A biologically inspired concept for shape-variable structures is investigated that can be utilized for automobile, aerospace, power and architecture applications. Similar to the motion of nastic plants, the actuation principle of the energy efficient and lightweight pressure-actuated cellular structures (PACS) bases on the controlled volumetric expansion of pressurized volumes. The advantages of fluidic actuators are combined with the possibility to generate structures that deform between predefined form functions. A holistic process chain is developed in the previous work, which enables to completely design and size PACS from the idea of application and the property analysis up to the design for production of the 3d-structure. In numerical and experimental investigations the so far used basic cell geometry could be identified to cause some conceptual issues.

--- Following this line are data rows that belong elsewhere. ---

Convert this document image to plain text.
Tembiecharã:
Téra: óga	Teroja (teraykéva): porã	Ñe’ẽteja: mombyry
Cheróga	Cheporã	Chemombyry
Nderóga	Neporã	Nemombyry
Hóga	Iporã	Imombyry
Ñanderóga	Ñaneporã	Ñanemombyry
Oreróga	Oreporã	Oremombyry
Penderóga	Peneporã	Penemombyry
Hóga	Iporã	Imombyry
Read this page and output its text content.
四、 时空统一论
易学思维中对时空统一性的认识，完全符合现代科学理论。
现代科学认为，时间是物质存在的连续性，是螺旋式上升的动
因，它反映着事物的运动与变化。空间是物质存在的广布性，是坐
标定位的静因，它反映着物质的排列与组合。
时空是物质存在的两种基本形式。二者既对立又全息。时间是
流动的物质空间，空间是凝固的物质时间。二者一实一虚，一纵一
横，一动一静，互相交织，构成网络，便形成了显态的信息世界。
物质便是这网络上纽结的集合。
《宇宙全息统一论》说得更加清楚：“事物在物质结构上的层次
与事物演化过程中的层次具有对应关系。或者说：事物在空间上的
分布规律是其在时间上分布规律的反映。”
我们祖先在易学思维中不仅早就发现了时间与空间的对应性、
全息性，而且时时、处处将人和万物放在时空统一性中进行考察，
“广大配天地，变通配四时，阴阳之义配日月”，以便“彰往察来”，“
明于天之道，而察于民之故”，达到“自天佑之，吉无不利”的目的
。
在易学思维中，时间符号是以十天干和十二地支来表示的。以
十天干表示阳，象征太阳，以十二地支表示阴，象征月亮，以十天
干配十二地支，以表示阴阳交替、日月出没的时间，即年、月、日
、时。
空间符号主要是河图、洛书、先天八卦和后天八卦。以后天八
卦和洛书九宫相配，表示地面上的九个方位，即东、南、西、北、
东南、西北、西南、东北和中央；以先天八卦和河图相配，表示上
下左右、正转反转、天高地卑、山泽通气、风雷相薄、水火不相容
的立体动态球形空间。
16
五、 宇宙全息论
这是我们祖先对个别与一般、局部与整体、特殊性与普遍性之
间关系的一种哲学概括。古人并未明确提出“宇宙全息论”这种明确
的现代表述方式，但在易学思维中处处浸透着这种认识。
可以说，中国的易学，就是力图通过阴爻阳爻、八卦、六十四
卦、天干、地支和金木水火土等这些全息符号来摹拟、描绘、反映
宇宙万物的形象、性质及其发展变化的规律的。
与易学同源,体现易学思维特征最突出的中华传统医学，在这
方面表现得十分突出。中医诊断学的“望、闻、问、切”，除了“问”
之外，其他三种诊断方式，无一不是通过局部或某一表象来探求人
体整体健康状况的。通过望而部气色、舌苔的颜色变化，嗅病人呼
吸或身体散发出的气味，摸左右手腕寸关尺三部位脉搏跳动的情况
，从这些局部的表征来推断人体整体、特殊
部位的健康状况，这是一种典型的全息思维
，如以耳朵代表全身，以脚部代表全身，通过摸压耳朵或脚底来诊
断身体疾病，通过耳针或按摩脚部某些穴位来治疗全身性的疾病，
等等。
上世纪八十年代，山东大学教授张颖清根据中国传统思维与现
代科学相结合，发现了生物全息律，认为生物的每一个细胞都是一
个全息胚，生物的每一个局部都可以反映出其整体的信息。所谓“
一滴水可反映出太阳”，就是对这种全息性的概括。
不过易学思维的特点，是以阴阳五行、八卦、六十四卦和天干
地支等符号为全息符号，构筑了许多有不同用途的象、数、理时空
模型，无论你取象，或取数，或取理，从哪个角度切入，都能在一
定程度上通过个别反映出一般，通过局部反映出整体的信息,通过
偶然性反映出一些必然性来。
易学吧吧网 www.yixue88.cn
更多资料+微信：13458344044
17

Stress peaks and gaps at the structure’s surface, inaccuracy of deformation and limitations regarding the shape-changing potentials are thereby determined. The herein presented novel approach for the shaping of PACS cells provides relief for all of these four issues. Numerical investigations at different levels of abstraction are performed to confirm the benefits of the modified cell arrangement and the related avoidance of gaps and to evaluate the rise of deformability by at least 50%. The resulting increase of the design and operating envelopes significantly enhances the value of this concept for its applications.